Kaliphora
- Conservation status: Least Concern (IUCN 3.1)

Scientific classification
- Kingdom: Plantae
- Clade: Embryophytes
- Clade: Tracheophytes
- Clade: Spermatophytes
- Clade: Angiosperms
- Clade: Eudicots
- Clade: Asterids
- Order: Solanales
- Family: Montiniaceae
- Genus: Kaliphora Hook.f.
- Species: K. madagascariensis
- Binomial name: Kaliphora madagascariensis Hook.f.

= Kaliphora =

- Genus: Kaliphora
- Species: madagascariensis
- Authority: Hook.f.
- Conservation status: LC
- Parent authority: Hook.f.

Genus of shrubs

Kaliphora madagascariensis is a species of evergreen shrub or small tree. It is endemic to Madagascar, where it inhabits subhumid woodlands and forests in eastern Madagascar, in the provinces of Antananarivo, Antsiranana, Fianarantsoa, and Mahajanga.

==Description==
Kaliphora madagascariensis is a shrub or tree which grows 1 to 4 meters tall.

==Range and habitat==
Kaliphora madagascariensis is widespread in northern, central, and south-central Madagascar. It is chiefly found in the highlands of former Antsiranana, Mahajanga, Antananarivo and Fianaratsoa provinces. The species' estimated area of occupancy (AOO) is 420 km^{2}, and estimated extent of occurrence (EOO) is 149,903 km^{2}, based on known extant subpopulations.

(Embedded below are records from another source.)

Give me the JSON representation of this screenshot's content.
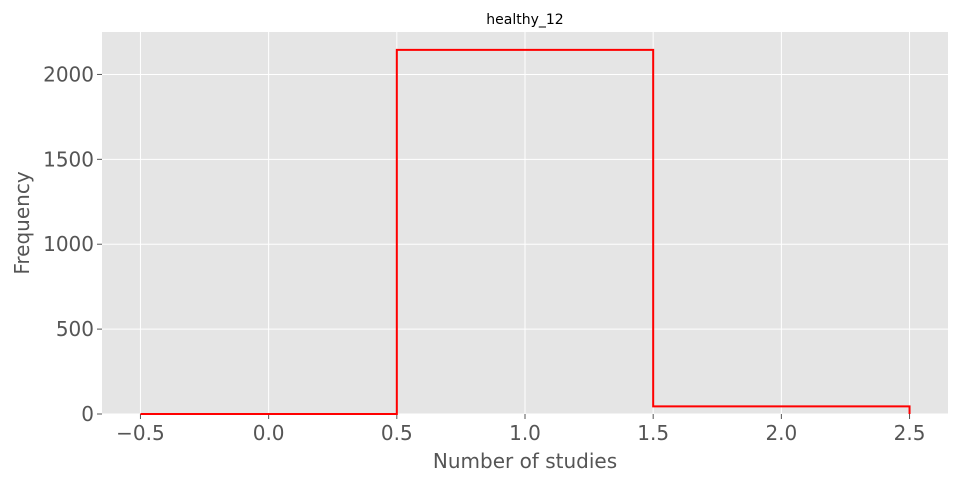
{
  "chart_data": {
    "type": "histogram",
    "title": "healthy_12",
    "xlabel": "Number of studies",
    "ylabel": "Frequency",
    "bin_edges": [
      -0.5,
      0.5,
      1.5,
      2.5
    ],
    "counts": [
      0,
      2145,
      45
    ],
    "xlim": [
      -0.65,
      2.65
    ],
    "ylim": [
      0,
      2250
    ],
    "xticks": [
      -0.5,
      0.0,
      0.5,
      1.0,
      1.5,
      2.0,
      2.5
    ],
    "xtick_labels": [
      "−0.5",
      "0.0",
      "0.5",
      "1.0",
      "1.5",
      "2.0",
      "2.5"
    ],
    "yticks": [
      0,
      500,
      1000,
      1500,
      2000
    ],
    "ytick_labels": [
      "0",
      "500",
      "1000",
      "1500",
      "2000"
    ],
    "histtype": "step",
    "line_color": "#ff0000",
    "background_color": "#e5e5e5",
    "grid_color": "#ffffff",
    "grid": true,
    "legend": false
  }
}
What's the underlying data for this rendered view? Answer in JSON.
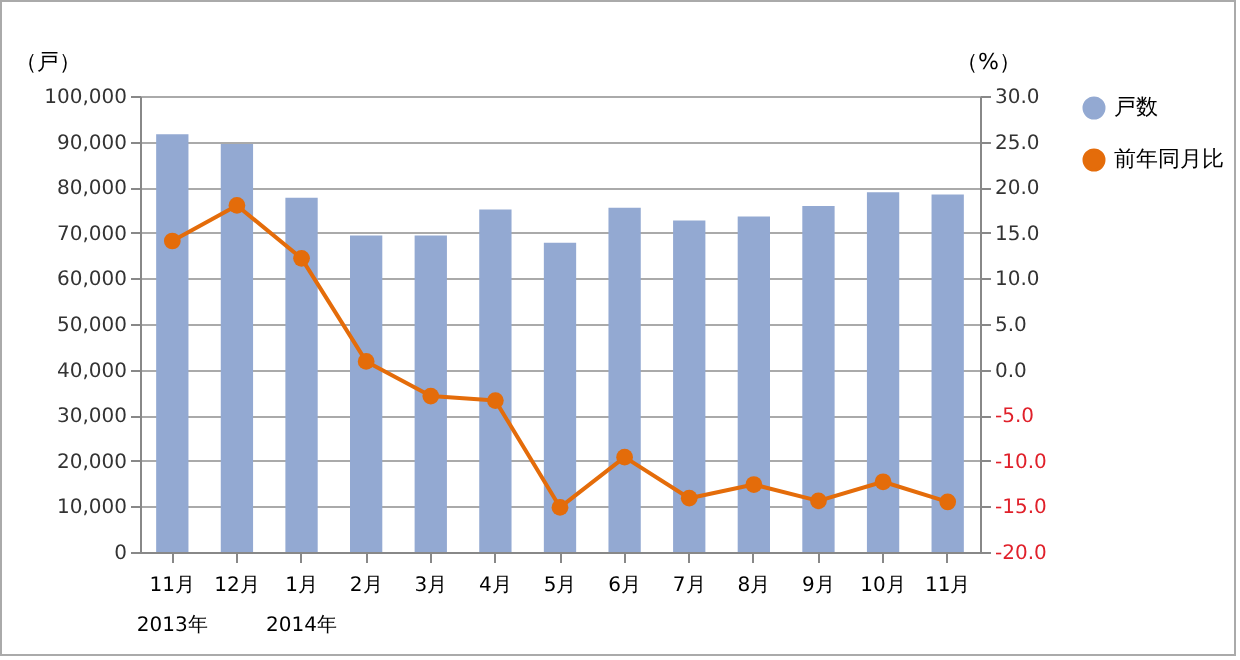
{
  "chart_data": {
    "type": "bar",
    "categories": [
      "11月\n2013年",
      "12月",
      "1月\n2014年",
      "2月",
      "3月",
      "4月",
      "5月",
      "6月",
      "7月",
      "8月",
      "9月",
      "10月",
      "11月"
    ],
    "series": [
      {
        "name": "戸数",
        "color": "#93a9d2",
        "values": [
          91600,
          89500,
          77700,
          69400,
          69400,
          75100,
          67800,
          75500,
          72700,
          73600,
          75900,
          78900,
          78400
        ]
      },
      {
        "name": "前年同月比",
        "type": "line",
        "axis": "y2",
        "color": "#e46c0a",
        "marker": "circle",
        "values": [
          14.1,
          18.0,
          12.2,
          0.9,
          -2.9,
          -3.4,
          -15.1,
          -9.6,
          -14.1,
          -12.6,
          -14.4,
          -12.3,
          -14.5
        ]
      }
    ],
    "ylabel": "（戸）",
    "y2label": "（%）",
    "ylim": [
      0,
      100000
    ],
    "yticks": [
      {
        "value": 0,
        "label": "0"
      },
      {
        "value": 10000,
        "label": "10,000"
      },
      {
        "value": 20000,
        "label": "20,000"
      },
      {
        "value": 30000,
        "label": "30,000"
      },
      {
        "value": 40000,
        "label": "40,000"
      },
      {
        "value": 50000,
        "label": "50,000"
      },
      {
        "value": 60000,
        "label": "60,000"
      },
      {
        "value": 70000,
        "label": "70,000"
      },
      {
        "value": 80000,
        "label": "80,000"
      },
      {
        "value": 90000,
        "label": "90,000"
      },
      {
        "value": 100000,
        "label": "100,000"
      }
    ],
    "y2lim": [
      -20,
      30
    ],
    "y2ticks": [
      {
        "value": -20,
        "label": "-20.0"
      },
      {
        "value": -15,
        "label": "-15.0"
      },
      {
        "value": -10,
        "label": "-10.0"
      },
      {
        "value": -5,
        "label": "-5.0"
      },
      {
        "value": 0,
        "label": "0.0"
      },
      {
        "value": 5,
        "label": "5.0"
      },
      {
        "value": 10,
        "label": "10.0"
      },
      {
        "value": 15,
        "label": "15.0"
      },
      {
        "value": 20,
        "label": "20.0"
      },
      {
        "value": 25,
        "label": "25.0"
      },
      {
        "value": 30,
        "label": "30.0"
      }
    ],
    "grid": "y",
    "legend": "right"
  }
}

Its principal habitats are dry, humid, and subhumid montane evergreen forests. It ranges from 50 to 2000 meters elevation.

==Classification==
Kaliphora madagascariensis is the sole species of the genus Kaliphora. Some recent classification systems, including the APG IV, classify the genus as part of family Montiniaceae; other systems, including that of Armen Takhtajan, classify Kaliphora in its own family, Kaliphoraceae.